BUMDes yang seharusnya mampu menunjang perekonomian, kenapa justru menjadi kisruh dan konflik rebutan kursi kepengurusan? Bahkan, dana BUMDes yang telah terpakai seperti tidak tampak adanya pertanggungjawaban. Dananya kemana? Dialokasikan untuk apa saja? Apa hasilnya? Terus program yang gagal itu bagaimana kelanjutannya? Semuanya tidak ada transparansi pengelolaan. Hanya terdengar dimasyarakat, bahwa program BUMDes ini rugi. Sudah itu saja.

Sebagai warga sipil biasa, saya sangat menyayangkan hal itu terjadi. Mungkin, bukan saya saja, ada juga kemungkinan masyarakat yang merasa resah dan risih melihat buruknya pengelolaan BUMDes ini, tapi pada akhirnya kami semua hanya bisa terdiam.

Kenapa? Karena pengurus BUMDes selalu punya argumentasi dengan berbagai tetek-bengek yang kuat, bahwa mereka seperti tidak berhak disalahkan atas kegagalan pengelolaan BUMDes. Alhasil, penyimpangan yang terjadi hanya berujung pendiaman tanpa sanggahan sama sekali dari masyarakat.

BUMDes yang dianggap mampu menjadi pendongkrak perekonomian masyarakat di desa yang telah dijatahkan mendapatkan kucuran anggaran dari Dana Desa (DD) dan Alokasi Dana Desa (ADD) ini justru menjadi lahan penyimpangan pihak-pihak yang tidak bertanggungjawab.

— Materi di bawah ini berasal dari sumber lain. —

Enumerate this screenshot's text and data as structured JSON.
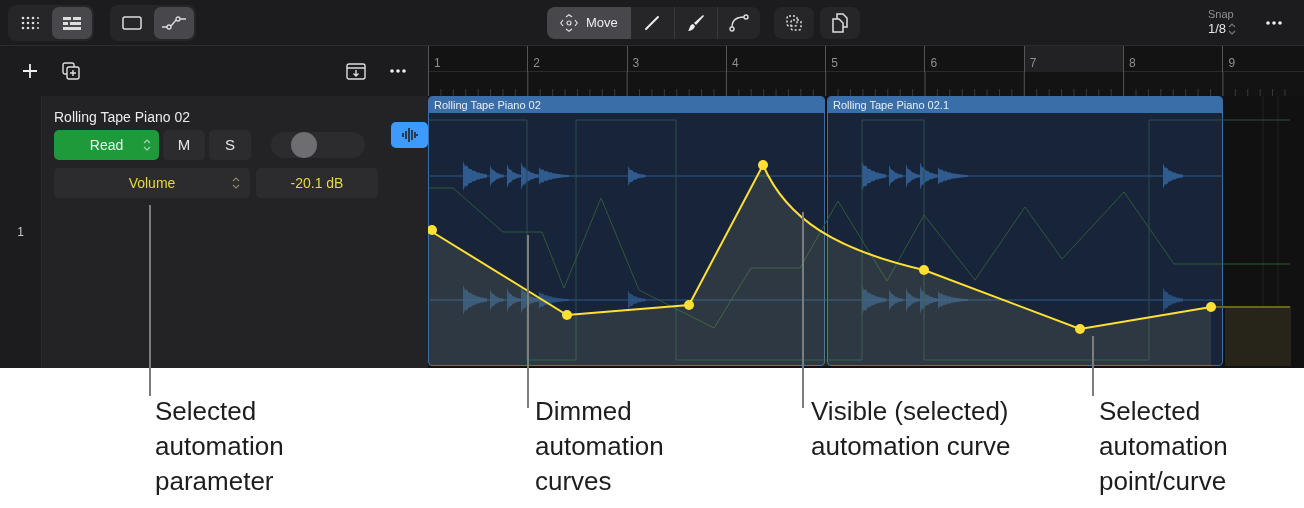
{
  "toolbar": {
    "view_buttons": [
      {
        "selected": false
      },
      {
        "selected": true
      }
    ],
    "mode_buttons": [
      {
        "selected": false
      },
      {
        "selected": true
      }
    ],
    "tools": [
      {
        "label": "Move",
        "selected": true
      },
      {
        "selected": false
      },
      {
        "selected": false
      },
      {
        "selected": false
      }
    ],
    "snap": {
      "label": "Snap",
      "value": "1/8"
    }
  },
  "track": {
    "number": "1",
    "name": "Rolling Tape Piano 02",
    "automation_mode": "Read",
    "mute": {
      "label": "M",
      "on": false
    },
    "solo": {
      "label": "S",
      "on": false
    },
    "slider": {
      "level": 0.3
    },
    "waveform_button": {
      "on": true
    },
    "parameter": "Volume",
    "value": "-20.1 dB"
  },
  "ruler": {
    "bars": [
      "1",
      "2",
      "3",
      "4",
      "5",
      "6",
      "7",
      "8",
      "9"
    ]
  },
  "regions": [
    {
      "name": "Rolling Tape Piano 02"
    },
    {
      "name": "Rolling Tape Piano 02.1"
    }
  ],
  "callouts": [
    {
      "lines": [
        "Selected",
        "automation",
        "parameter"
      ]
    },
    {
      "lines": [
        "Dimmed",
        "automation",
        "curves"
      ]
    },
    {
      "lines": [
        "Visible (selected)",
        "automation curve"
      ]
    },
    {
      "lines": [
        "Selected",
        "automation",
        "point/curve"
      ]
    }
  ]
}
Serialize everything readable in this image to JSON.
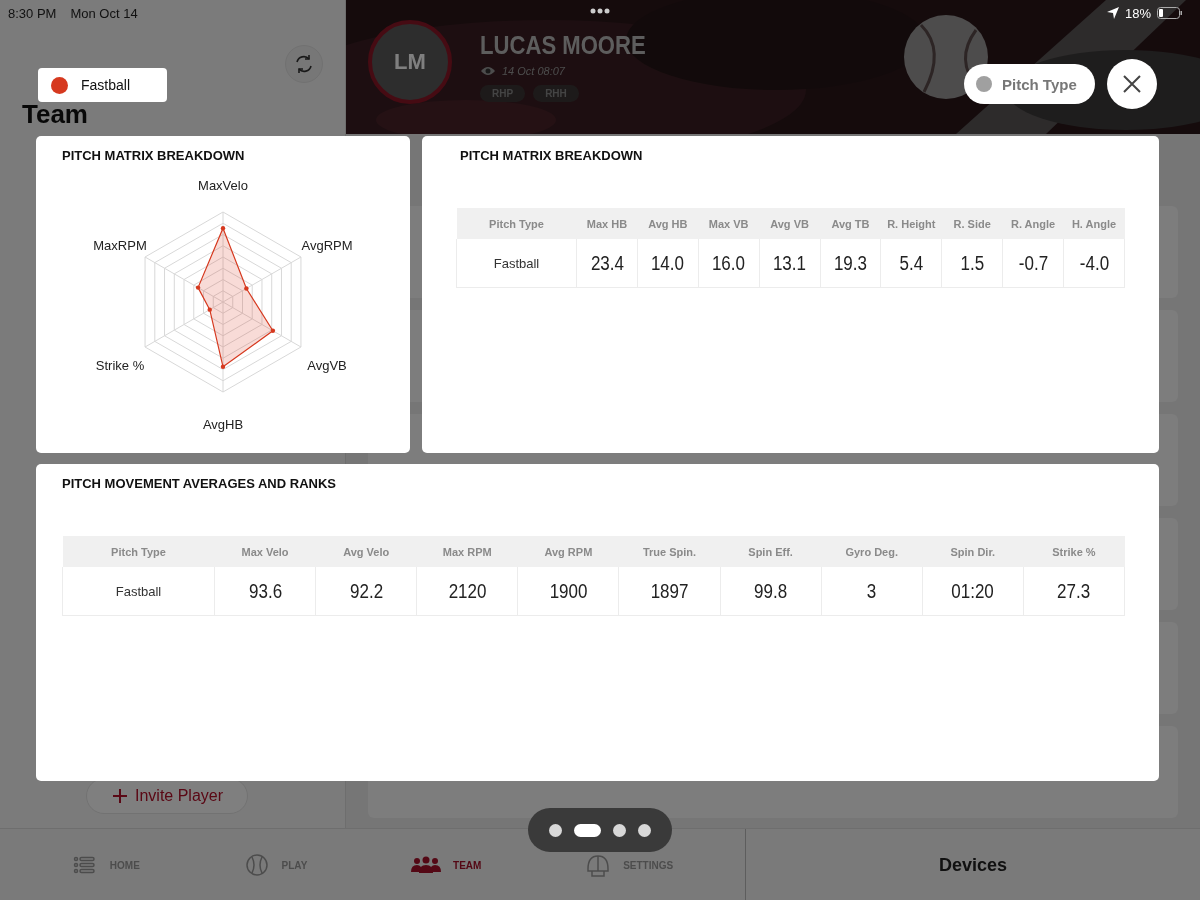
{
  "status_bar": {
    "time": "8:30 PM",
    "date": "Mon Oct 14",
    "battery": "18%"
  },
  "sidebar": {
    "title": "Team",
    "invite_button": "Invite Player"
  },
  "player": {
    "initials": "LM",
    "name": "LUCAS MOORE",
    "updated": "14 Oct 08:07",
    "tags": [
      "RHP",
      "RHH"
    ]
  },
  "pitch_type_button": {
    "label": "Pitch Type"
  },
  "pitch_filter": {
    "label": "Fastball",
    "color": "#d6391f"
  },
  "radar_card": {
    "title": "PITCH MATRIX BREAKDOWN",
    "axes": [
      "MaxVelo",
      "AvgRPM",
      "AvgVB",
      "AvgHB",
      "Strike %",
      "MaxRPM"
    ]
  },
  "matrix_card": {
    "title": "PITCH MATRIX BREAKDOWN",
    "columns": [
      "Pitch Type",
      "Max HB",
      "Avg HB",
      "Max VB",
      "Avg VB",
      "Avg TB",
      "R. Height",
      "R. Side",
      "R. Angle",
      "H. Angle"
    ],
    "rows": [
      [
        "Fastball",
        "23.4",
        "14.0",
        "16.0",
        "13.1",
        "19.3",
        "5.4",
        "1.5",
        "-0.7",
        "-4.0"
      ]
    ]
  },
  "movement_card": {
    "title": "PITCH MOVEMENT AVERAGES AND RANKS",
    "columns": [
      "Pitch Type",
      "Max Velo",
      "Avg Velo",
      "Max RPM",
      "Avg RPM",
      "True Spin.",
      "Spin Eff.",
      "Gyro Deg.",
      "Spin Dir.",
      "Strike %"
    ],
    "rows": [
      [
        "Fastball",
        "93.6",
        "92.2",
        "2120",
        "1900",
        "1897",
        "99.8",
        "3",
        "01:20",
        "27.3"
      ]
    ]
  },
  "page_dots": [
    {
      "selected": false
    },
    {
      "selected": true
    },
    {
      "selected": false
    },
    {
      "selected": false
    }
  ],
  "nav": {
    "items": [
      {
        "label": "HOME",
        "kind": "list",
        "selected": false
      },
      {
        "label": "PLAY",
        "kind": "ball",
        "selected": false
      },
      {
        "label": "TEAM",
        "kind": "team",
        "selected": true
      },
      {
        "label": "SETTINGS",
        "kind": "helmet",
        "selected": false
      }
    ],
    "devices": "Devices"
  }
}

Jika hal demikian selama ini terjadi, wajar desa-desa masih dalam kertepurukan ekonomi, sebab dana ratusan juta hanya sekian persen saja untuk program BUMDes, sisanya bisa jadi masuk ke kantong-kantong perorangan, bukan sepenuhnya menjadi program ekonomi yang menunjang jalannya kemajuan dan kesejahteraan. ***

* Penulis adalah penggiat komunitas baca 'Kembul.id' dan kritikus sosial, tinggal di Pangkalankerinci, Kabupaten Pelalawan, Riau.